Now they have their wish, though, and all is forgiven, on both sides. They brandished banners in his honor here; high above, in the clear blue sky, they flew planes again, this time thanking him for all that he had done. Wenger noticed them, too. “They had the wrong banner out today,” he said, in that unconvincing joking tone that comes when the raw emotion is too much.
It is not just Arsenal’s fans who might be accused of hypocrisy, though. English soccer as a whole has, perhaps, not always afforded Wenger the respect he is due. Sometimes, he has been seen as a figure of fun — the manager who sees nothing, the running joke — and sometimes he has been treated much more darkly.

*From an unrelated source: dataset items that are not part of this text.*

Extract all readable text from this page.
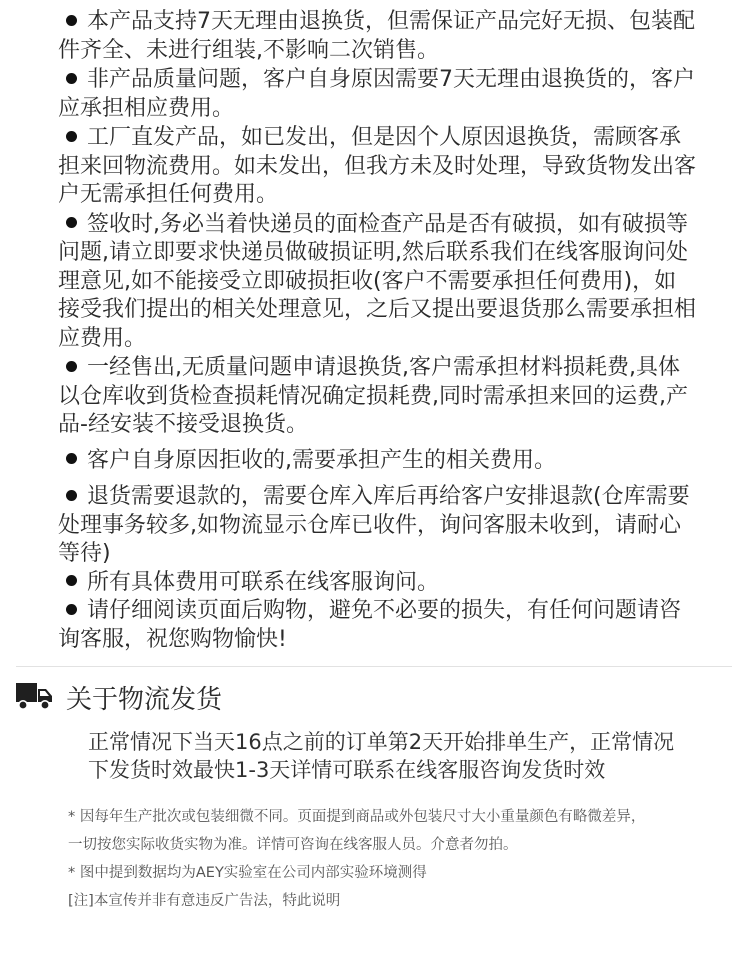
本产品支持7天无理由退换货，但需保证产品完好无损、包装配件齐全、未进行组装,不影响二次销售。
非产品质量问题，客户自身原因需要7天无理由退换货的，客户应承担相应费用。
工厂直发产品，如已发出，但是因个人原因退换货，需顾客承担来回物流费用。如未发出，但我方未及时处理，导致货物发出客户无需承担任何费用。
签收时,务必当着快递员的面检查产品是否有破损，如有破损等问题,请立即要求快递员做破损证明,然后联系我们在线客服询问处理意见,如不能接受立即破损拒收(客户不需要承担任何费用)，如接受我们提出的相关处理意见，之后又提出要退货那么需要承担相应费用。
一经售出,无质量问题申请退换货,客户需承担材料损耗费,具体以仓库收到货检查损耗情况确定损耗费,同时需承担来回的运费,产品-经安装不接受退换货。
客户自身原因拒收的,需要承担产生的相关费用。
退货需要退款的，需要仓库入库后再给客户安排退款(仓库需要处理事务较多,如物流显示仓库已收件，询问客服未收到，请耐心等待)
所有具体费用可联系在线客服询问。
请仔细阅读页面后购物，避免不必要的损失，有任何问题请咨询客服，祝您购物愉快!
关于物流发货

正常情况下当天16点之前的订单第2天开始排单生产，正常情况下发货时效最快1-3天详情可联系在线客服咨询发货时效

* 因每年生产批次或包装细微不同。页面提到商品或外包装尺寸大小重量颜色有略微差异，
一切按您实际收货实物为准。详情可咨询在线客服人员。介意者勿拍。
* 图中提到数据均为AEY实验室在公司内部实验环境测得
[注]本宣传并非有意违反广告法，特此说明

Again, though, in the month of his goodbye, all of that has been forgotten. Manchester United, his great foe from his greatest age, presented him with a vase in his final visit to Old Trafford; Leicester City and Huddersfield, in the last week, have both requested that their own fans take a moment to sing his praises. Here, too, he was offered a gift, a little token of Huddersfield’s esteem. “They acted with great class,” Wenger, clearly appreciative, said.
Such tokens are well intentioned, of course, but they are unnecessary. The greatest tribute to Wenger from the country that he has, he said, “grown to love” — an affection that has not always come easily, you sense — is paid almost every time a Premier League team takes to the field.